F: Continuei na Folha até 2004. Foi quando me deparei com os indicadores de pessoas sem documento no Brasil. A primeira matéria saiu em 1º de janeiro de 2003. Como repórter, conheci o ônibus, no Centro do Rio, que faz certidão de nascimento para pessoas que nunca tiveram documento. Em 2004, recebi o convite para ir para O Globo, ser editora assistente da editoria País. Fui editora adjunta e, depois, de política. Em 2015, fui demitida no começo do ano, mas, no fim, tinha passado no doutorado na Fundação Getúlio Vargas e para ser professora substituta da UFRJ. Embora fosse um tema difícil, que eu via o sofrimento das pessoas na pesquisa de campo, era um tema que eu dominava. Destaco o trabalho da orientadora, etnógrafa, Letícia Ferreira. Ela disse: "Você vai recuperar as trajetórias dessas pessoas. A gente não vai só contar as histórias, a gente vai refletir sobre o problema da documentação e o que ele dialoga com outras categorias". Algumas categorias foram traduzidas pelo próprio campo, como a síndrome do balcão, que é o que as pessoas falam que elas têm que ir "de balcão em balcão" do Estado. A etnografia vai além do jornalismo, mas há campos de interseção, como o trabalho de observação, a descrição.

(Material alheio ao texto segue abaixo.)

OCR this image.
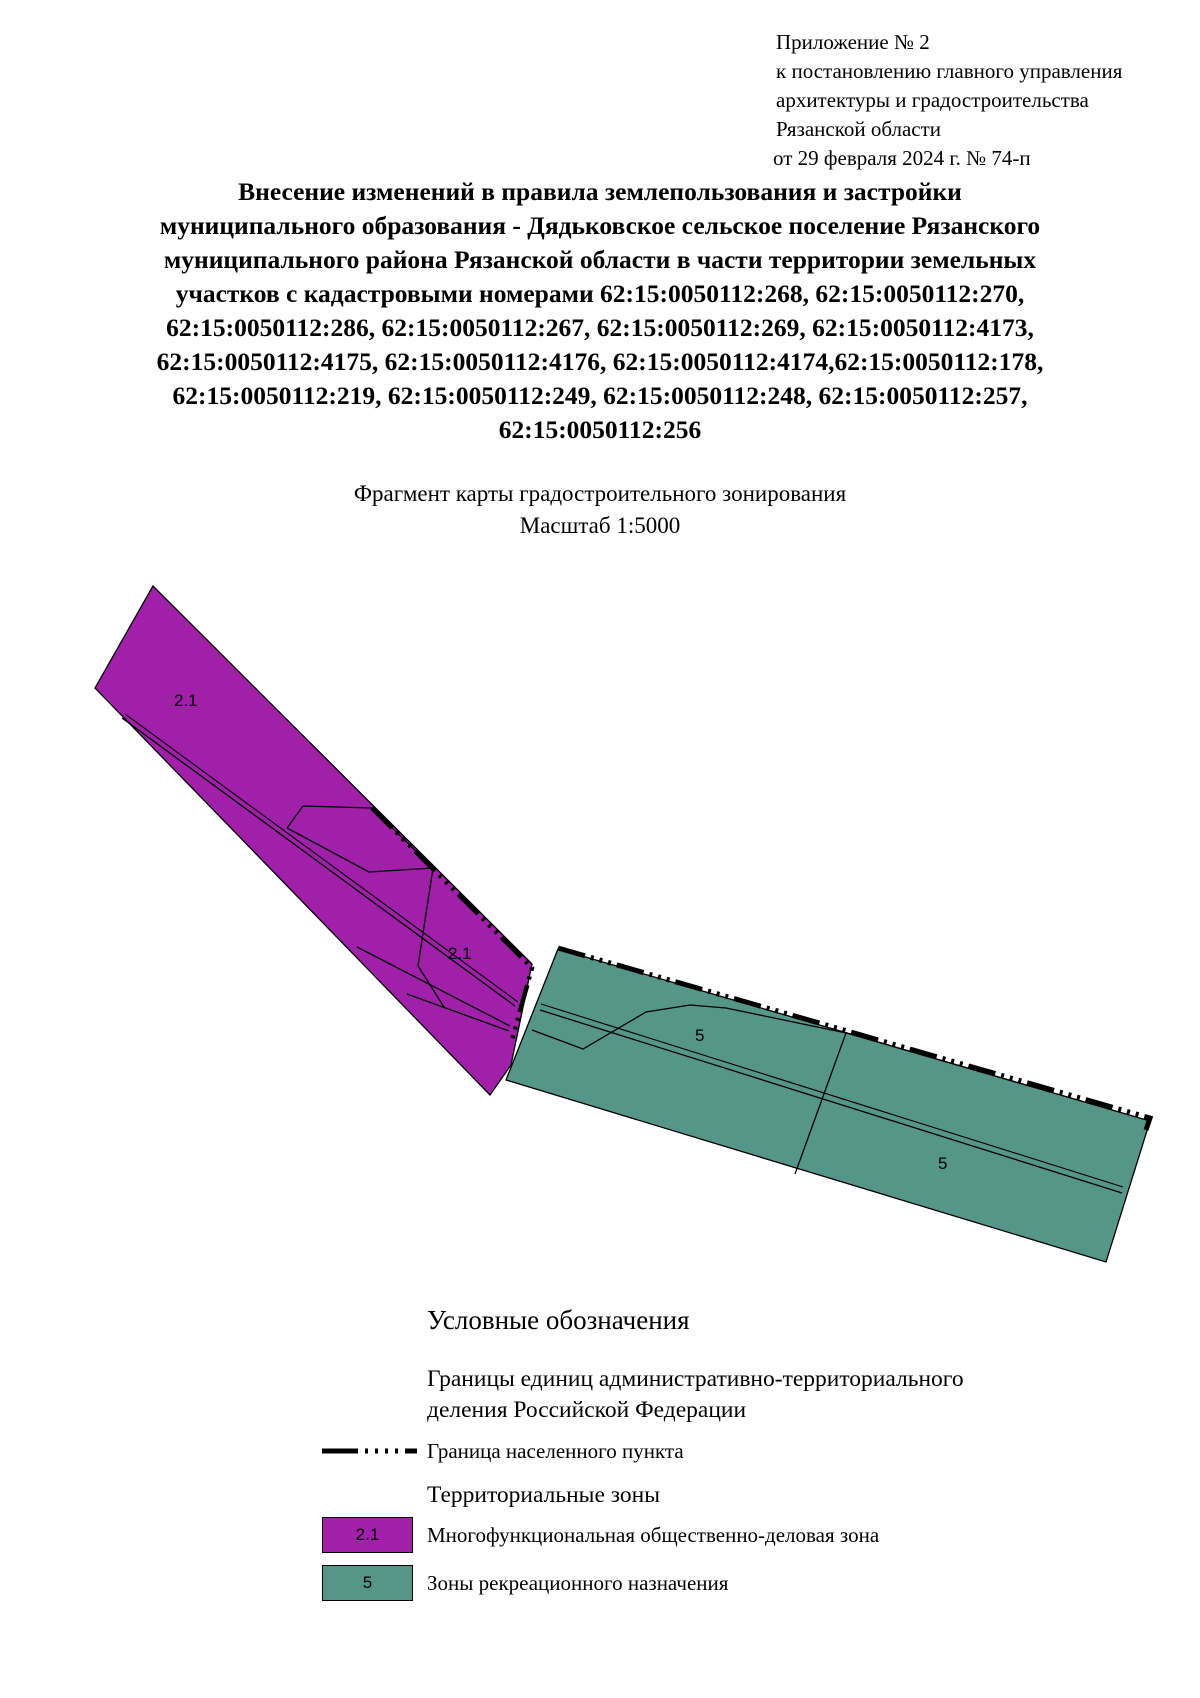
Приложение № 2
к постановлению главного управления
архитектуры и градостроительства
Рязанской области
от 29 февраля 2024 г. № 74-п
Внесение изменений в правила землепользования и застройки
муниципального образования - Дядьковское сельское поселение Рязанского
муниципального района Рязанской области в части территории земельных
участков с кадастровыми номерами 62:15:0050112:268, 62:15:0050112:270,
62:15:0050112:286, 62:15:0050112:267, 62:15:0050112:269, 62:15:0050112:4173,
62:15:0050112:4175, 62:15:0050112:4176, 62:15:0050112:4174,62:15:0050112:178,
62:15:0050112:219, 62:15:0050112:249, 62:15:0050112:248, 62:15:0050112:257,
62:15:0050112:256
Фрагмент карты градостроительного зонирования
Масштаб 1:5000
2.1
2.1
5
5
Условные обозначения
Границы единиц административно-территориального
деления Российской Федерации
Граница населенного пункта
Территориальные зоны
2.1	Многофункциональная общественно-деловая зона
5	Зоны рекреационного назначения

Os invisíveis no Enem 2021

F: Minha irmã, Carla, me ligou: "Você está vendo o tema da redação do Enem? É do seu livro". Aí começou mensagem, todo mundo ligando, jornais, Globo, Estadão, CBN... Foram algumas surpresas. Como pesquisadora, em ver uma tese sair de um certo universo particular. Como mãe, sei que o Enem mobiliza saberes e sonhos. O tema passou a ser discutido.

Experiência na Piauí e mais projetos

F: Em 2018, trabalhava no Sindicato dos Professores da UFRJ. Fui trabalhar na revista Piauí, voltada para jornalismo narrativo e investigações em profundidade. É uma publicação mensal, impressa, mas tem o site. Sou editora digital. Estamos fazendo uma série sobre a má alimentação brasileira. Sigo nesse mundo entre a redação e a reflexão acadêmica. Voltei a dar aulas na UFRJ, de técnicas de reportagem e jornalismo político. Minha pesquisa foi premiada pela Associação Brasileira de Antropologia. Um texto saiu publicado no livro da ABA. Publiquei um livro de crônicas. A professora Márcia Vidal me convidou para conversar com os alunos do grupo de estudos Mídia, Cultura e Política da pós-graduação da UFC. É uma conversa para a turma, mas a gente vai fazer aberto ao público, no Sindicato dos Jornalistas, 18 de agosto, às 18 horas. Está todo mundo convidado!